Among San Diego’s many museums, the one devoted to San Diego Chinese history is easy to overlook. That’s a shame, I discovered, when I finally got around to a visit there. Opened in 1996, the museum sits at the heart of the city’s Asian Pacific Historic District (so designated in 1987). By San Francisco or even LA standards, this is not much of a Chinatown. But there’s a reason why. Although the Chinese who immigrated to San Diego in the second half of the 1800s were forced to live on and around lower Third Street downtown, their numbers never exceeded 1000 or so. When the laws and prejudices that had prevented them from living outside the Gaslamp Area were dismantled after World War II, they assimilated into neighborhoods throughout the city. Kearny Mesa in particular has become a stronghold for Asian restaurants and other commercial enterprises in recent decades. But while that has taken place, the old downtown quarters have slowly gained recognition for their historic roots. There’s more to come, according to the guide who led the Saturday morning walking tour that I joined. According to him, the City of San Diego has already committed to adding more Asian street lamps on Third Street, as well as 8-foot-tall stone lions and a gate, to be installed at Third and Market.

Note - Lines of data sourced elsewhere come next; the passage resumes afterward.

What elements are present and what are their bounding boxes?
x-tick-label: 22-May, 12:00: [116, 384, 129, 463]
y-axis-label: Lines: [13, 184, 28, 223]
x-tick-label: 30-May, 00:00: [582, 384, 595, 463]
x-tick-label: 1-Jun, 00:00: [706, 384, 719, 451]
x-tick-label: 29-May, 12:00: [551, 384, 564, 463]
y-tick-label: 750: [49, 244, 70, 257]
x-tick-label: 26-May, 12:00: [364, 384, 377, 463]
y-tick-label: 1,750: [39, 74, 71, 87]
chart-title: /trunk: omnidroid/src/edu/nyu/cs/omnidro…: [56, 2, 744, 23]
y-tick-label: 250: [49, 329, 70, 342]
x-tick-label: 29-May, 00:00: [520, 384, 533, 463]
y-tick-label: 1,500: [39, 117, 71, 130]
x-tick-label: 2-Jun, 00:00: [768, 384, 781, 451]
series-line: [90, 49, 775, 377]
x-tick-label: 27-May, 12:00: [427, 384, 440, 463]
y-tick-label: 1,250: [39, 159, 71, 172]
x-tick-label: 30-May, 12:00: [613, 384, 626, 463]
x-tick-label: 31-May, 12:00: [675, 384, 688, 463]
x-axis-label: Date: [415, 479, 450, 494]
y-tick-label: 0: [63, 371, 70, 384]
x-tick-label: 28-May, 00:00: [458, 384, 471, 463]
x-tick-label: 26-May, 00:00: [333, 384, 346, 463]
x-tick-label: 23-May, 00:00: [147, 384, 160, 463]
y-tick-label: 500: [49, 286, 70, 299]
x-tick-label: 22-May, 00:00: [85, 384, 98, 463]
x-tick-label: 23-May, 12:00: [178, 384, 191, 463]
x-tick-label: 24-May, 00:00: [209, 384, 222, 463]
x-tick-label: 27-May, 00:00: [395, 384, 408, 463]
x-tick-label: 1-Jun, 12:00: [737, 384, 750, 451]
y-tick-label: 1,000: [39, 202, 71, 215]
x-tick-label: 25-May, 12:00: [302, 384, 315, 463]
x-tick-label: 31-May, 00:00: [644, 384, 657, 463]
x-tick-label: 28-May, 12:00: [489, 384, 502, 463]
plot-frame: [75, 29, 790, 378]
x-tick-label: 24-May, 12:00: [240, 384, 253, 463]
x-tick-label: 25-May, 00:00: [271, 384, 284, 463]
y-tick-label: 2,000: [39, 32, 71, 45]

On the tour, some of the information sounded suspiciously inaccurate to me. But I enjoyed the museum. In the Chinese Mission Building on the southeast corner of Third and J, beautifully constructed diaramas of the old historical fishing village and the Wild Western Chinatown charmed me, as did the detailed display about the Chinese laundries that once proliferated here. There’s also a sweet little garden out in back, complete with a limestone Buddha head which a plaque proclaims to have been carved in a cave in the Shanxi Province some 1500 years ago. It was a little weird to hear the Mexican radio station playing in the kitchen of Candelas, the excellent Mexican restaurant that adjoins the Chinese Museum. In fact, it’s a little weird (or sad) that the Asian District includes not a single Chinese restaurant. It does have a museum annex (across from the Mission Building) that houses rotating exhibitions.
The museum is open from 10:30 a.m. to 4 p.m. Tuesdays through Saturdays and noon to 4 on Sundays. Admission is just $2. This weekend promises to offer even more diversions. It’s the 28th annual San Diego Chinese New Year fair (this year celebrating the Year of the Tiger). For details on the two days of Chinese acrobats, lion and dragon dancers, Chinese folk dance and music, and more, see http://2010.sdcny.org.

Once again, I’m impressed by what you find out about our city. But really, no restaurants there? That is sad.